Tristemente, hay muchas escenas
donde poder escoger. En una de ellas se ve a un chico alto prendiendo fuego a
un billete, parece que de cinco euros, mientras las mujeres lo rodean. Se ve al
cara sonriente del incendiario y las espaldas de las desesperadas señoras,
cuyos rostros no apreciamos pero podemos intuir. El chico agita el billete a
medio quemar y lo suelta desde lo alto, cayendo a un suelo desde donde es
cogido por las mujeres que, desesperadas, tratan de recuperar algún resto del
mismo entre las cenizas y la descomposición. Es casi seguro que nada de valor
pudieron salvar. El chico observa, encantado, el espectáculo.
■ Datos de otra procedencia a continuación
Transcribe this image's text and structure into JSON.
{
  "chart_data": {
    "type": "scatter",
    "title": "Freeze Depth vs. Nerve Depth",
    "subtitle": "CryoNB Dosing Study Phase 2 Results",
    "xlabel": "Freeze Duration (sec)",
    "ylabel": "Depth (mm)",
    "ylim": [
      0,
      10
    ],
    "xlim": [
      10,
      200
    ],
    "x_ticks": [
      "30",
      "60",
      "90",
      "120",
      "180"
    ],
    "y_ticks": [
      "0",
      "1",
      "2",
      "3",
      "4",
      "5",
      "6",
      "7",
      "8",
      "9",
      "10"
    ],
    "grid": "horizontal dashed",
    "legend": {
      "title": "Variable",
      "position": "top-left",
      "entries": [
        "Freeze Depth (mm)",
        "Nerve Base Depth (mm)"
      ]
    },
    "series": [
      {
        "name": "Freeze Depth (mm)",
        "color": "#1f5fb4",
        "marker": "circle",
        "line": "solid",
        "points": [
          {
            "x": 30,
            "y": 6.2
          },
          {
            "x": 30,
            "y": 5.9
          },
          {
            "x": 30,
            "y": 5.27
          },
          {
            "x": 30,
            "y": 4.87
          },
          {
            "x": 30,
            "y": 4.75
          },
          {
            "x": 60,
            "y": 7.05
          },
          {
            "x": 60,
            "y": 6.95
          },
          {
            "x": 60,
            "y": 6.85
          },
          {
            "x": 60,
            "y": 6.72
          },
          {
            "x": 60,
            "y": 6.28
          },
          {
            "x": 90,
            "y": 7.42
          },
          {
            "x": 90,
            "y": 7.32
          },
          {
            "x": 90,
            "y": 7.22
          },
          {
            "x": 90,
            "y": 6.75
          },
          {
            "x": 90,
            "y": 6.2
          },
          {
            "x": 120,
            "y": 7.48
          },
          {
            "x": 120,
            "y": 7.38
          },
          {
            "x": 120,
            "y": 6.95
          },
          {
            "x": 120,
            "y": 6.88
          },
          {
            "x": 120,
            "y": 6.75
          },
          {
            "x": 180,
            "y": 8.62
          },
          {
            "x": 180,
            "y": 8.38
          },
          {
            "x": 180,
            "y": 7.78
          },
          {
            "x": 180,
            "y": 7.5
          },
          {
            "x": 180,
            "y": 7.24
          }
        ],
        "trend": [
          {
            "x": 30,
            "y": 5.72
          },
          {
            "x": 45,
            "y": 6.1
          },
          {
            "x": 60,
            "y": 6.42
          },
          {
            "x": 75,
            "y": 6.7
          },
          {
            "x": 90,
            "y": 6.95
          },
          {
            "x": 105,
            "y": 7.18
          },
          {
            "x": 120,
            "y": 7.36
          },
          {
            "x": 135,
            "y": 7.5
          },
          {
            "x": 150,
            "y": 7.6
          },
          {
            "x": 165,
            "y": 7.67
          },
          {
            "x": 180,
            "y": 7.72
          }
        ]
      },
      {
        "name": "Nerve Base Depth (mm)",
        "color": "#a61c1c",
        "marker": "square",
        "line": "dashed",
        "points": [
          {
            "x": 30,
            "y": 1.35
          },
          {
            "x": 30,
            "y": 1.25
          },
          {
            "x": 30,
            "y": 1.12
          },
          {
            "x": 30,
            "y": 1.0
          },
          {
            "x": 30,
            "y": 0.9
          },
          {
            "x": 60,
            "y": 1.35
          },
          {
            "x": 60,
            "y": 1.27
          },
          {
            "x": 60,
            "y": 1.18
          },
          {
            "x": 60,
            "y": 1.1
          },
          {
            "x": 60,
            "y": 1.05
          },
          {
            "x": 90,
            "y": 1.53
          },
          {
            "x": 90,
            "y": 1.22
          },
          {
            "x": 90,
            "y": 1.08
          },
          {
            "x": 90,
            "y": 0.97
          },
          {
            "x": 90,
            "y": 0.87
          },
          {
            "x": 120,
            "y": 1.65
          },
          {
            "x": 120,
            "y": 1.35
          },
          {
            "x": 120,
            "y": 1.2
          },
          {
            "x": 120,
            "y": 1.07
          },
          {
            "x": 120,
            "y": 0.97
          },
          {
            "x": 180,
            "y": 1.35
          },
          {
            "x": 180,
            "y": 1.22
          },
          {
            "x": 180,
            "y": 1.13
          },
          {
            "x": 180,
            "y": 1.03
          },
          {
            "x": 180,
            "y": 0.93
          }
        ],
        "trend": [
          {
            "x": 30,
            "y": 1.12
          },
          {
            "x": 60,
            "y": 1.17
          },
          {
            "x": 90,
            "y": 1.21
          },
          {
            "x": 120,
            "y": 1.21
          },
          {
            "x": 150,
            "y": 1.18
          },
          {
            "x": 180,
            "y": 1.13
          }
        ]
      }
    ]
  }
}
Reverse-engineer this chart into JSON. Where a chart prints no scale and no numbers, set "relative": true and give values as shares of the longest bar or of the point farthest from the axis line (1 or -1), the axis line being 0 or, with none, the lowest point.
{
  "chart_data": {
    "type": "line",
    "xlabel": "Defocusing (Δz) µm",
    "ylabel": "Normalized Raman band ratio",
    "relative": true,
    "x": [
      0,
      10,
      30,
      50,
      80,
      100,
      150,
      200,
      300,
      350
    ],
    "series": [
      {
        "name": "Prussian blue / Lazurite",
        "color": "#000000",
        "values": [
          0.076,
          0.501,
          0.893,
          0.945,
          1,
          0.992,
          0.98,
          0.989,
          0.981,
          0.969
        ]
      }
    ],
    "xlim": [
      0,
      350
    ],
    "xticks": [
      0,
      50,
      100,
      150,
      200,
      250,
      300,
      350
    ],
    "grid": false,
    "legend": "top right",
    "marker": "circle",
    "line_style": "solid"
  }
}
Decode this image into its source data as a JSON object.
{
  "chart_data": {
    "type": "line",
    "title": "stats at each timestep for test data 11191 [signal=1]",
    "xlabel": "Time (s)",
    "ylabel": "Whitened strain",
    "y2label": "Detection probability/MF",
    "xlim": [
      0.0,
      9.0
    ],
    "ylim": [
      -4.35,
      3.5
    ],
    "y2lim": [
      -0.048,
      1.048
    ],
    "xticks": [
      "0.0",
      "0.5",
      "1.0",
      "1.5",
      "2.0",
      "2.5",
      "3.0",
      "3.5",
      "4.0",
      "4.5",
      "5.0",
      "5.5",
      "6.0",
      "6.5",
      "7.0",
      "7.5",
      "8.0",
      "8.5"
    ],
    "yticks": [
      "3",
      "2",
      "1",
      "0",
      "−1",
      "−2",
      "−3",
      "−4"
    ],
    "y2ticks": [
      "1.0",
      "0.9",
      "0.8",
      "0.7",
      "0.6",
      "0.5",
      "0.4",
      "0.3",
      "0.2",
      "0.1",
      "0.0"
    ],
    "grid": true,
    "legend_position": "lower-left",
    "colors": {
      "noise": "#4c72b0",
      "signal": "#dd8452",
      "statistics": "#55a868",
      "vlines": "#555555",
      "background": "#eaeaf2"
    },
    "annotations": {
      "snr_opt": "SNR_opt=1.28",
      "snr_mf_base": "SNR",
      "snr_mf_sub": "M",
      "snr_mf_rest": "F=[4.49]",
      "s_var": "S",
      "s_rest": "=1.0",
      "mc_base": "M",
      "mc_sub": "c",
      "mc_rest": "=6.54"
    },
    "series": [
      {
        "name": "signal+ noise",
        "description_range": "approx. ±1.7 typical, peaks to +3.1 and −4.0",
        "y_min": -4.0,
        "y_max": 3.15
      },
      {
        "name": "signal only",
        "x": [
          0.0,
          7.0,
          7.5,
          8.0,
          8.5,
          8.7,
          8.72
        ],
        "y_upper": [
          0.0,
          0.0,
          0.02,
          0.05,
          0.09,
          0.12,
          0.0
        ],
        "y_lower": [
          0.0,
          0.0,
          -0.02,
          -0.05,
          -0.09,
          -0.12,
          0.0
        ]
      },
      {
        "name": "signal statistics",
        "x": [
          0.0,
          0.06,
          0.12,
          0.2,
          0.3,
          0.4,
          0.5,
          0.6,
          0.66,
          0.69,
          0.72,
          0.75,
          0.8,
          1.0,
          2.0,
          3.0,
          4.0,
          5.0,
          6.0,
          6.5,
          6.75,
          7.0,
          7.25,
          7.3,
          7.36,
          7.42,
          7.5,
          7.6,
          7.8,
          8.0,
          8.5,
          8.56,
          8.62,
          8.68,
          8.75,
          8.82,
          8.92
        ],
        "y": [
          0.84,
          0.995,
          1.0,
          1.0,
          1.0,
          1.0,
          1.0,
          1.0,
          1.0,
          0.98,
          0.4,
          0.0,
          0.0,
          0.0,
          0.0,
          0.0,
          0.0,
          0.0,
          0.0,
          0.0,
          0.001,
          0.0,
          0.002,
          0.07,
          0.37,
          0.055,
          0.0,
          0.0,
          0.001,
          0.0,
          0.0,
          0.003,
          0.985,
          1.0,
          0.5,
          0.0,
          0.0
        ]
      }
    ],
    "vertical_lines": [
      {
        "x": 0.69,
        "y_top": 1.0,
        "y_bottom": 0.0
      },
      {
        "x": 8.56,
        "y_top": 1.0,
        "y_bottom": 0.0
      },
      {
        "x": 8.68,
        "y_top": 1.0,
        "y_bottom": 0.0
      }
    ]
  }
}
Al ver estas y otras imágenes,
sucedidas la tarde del martes en la plaza mayor de Madrid, protagonizadas por jóvenes
holandeses y mujeres rumanas, la
indignación ha acudido a la mente de todos, y los mensajes de protesta no se
han hecho esperar. Bien por lo que protestan, mejor aún por los que, al
parecer muy pocos, se enfrentaron o recriminaron a los holandeses su actitud, pero
mal, muy mal, por todos nosotros, porque esas imágenes vuelven a retratar el
monstruo que anida en cada uno de nosotros, la fiera que años de educación y
socialización tratan de aplacar, de domesticar, y que apenas un par de copas y
la indiferencia pública son capaces de despertar nuevamente con toda su fuerza
y crueldad. Nada, en el fondo, diferencia esas escenas a las que podemos ver en
los documentales de la Segunda Guerra Mundial referidas a los campos de
concentración, o las que más recientemente contemplamos de soldados
norteamericanos vejando a civiles y presos iraquíes en Abu Graib, o de las imágenes
que no hemos visto, pero que se denuncia, de abusos por parte de tropas de la
ONU, los cascos azules, en misiones de paz en medio mundo. Nada las diferencia,
créanme. El grado de sadismo o de violencia empleada sólo indica el ritmo al
que gira el motor del odio y de la superioridad, la intensidad con la que
pisamos el acelerador, pero en todos los casos el mecanismo que provoca esas
infamias es el mismo. La superioridad, el sentirse más que el otro, el
considerar al otro como algo inferior no ya a mi mismo, sino como algo no
humano, como un animal de feria, como un bicho, como una cosa con la que puedo
jugar, reírme, disfrutar, abusar y romper como si nada pasase, como un residuo
que se puede eliminar, destruir, limpiando así el entorno en el que yo, quien sí
vale, quien sí posee, quien sí merece, ocupa. Una vez que la mente se ha
acostumbrado a esta idea, el grado de incivismo, de salvajismo… no, de humana
crueldad que se puede alcanzar no tiene límites posibles. Pegar, violentar,
violar, matar, abusar, etc, son verbos que miden escalas de graduación en el
acto de superioridad que ejercemos sobre los demás- En esas escenas del martes
en Madrid los “jefes” se quedaron satisfechos con sus chanzas y mofas, quizás
porque estaban en un entorno público en el que tampoco se iban a desatar del
todo, pero ¿se imaginan ustedes de lo que hubieran sido capaces de no sentirse
observados? ¿de estar en un territorio propio, sin control social alguno? Seguro
que más de uno prefiere no hacerse siquiera estas preguntas por miedo a que la
respuesta empiece a escaparse a terrenos de oscuridad tan espesa como,
tristemente, humana.
Por eso, es importante que al ver estas imágenes
nos sintamos mal, que entendamos por qué nos sentimos mal, pero eso no basta. Como
en tantas y tantas ocasiones en la vida e historia, el mal no ha triunfado
tanto por el hecho de que los malos lo hayan ejercido como por la desidia de
los buenos, que no han defendido a los que debían. En campo libre el mal no
encuentra frenos. Si algunos valientes se hubieran encarado ante los holandeses
y les hubieran reprochado su actitud, probablemente el episodio no hubiera ido
a más. Ahora vienen unas preguntas muy incómodas. ¿Lo hubiera hecho usted? ¿Lo
habría hecho yo? Y para contestar no acudamos a lo políticamente correcto. Tomemos
un tiempo y pensemos, con nuestra propia oscuridad presente.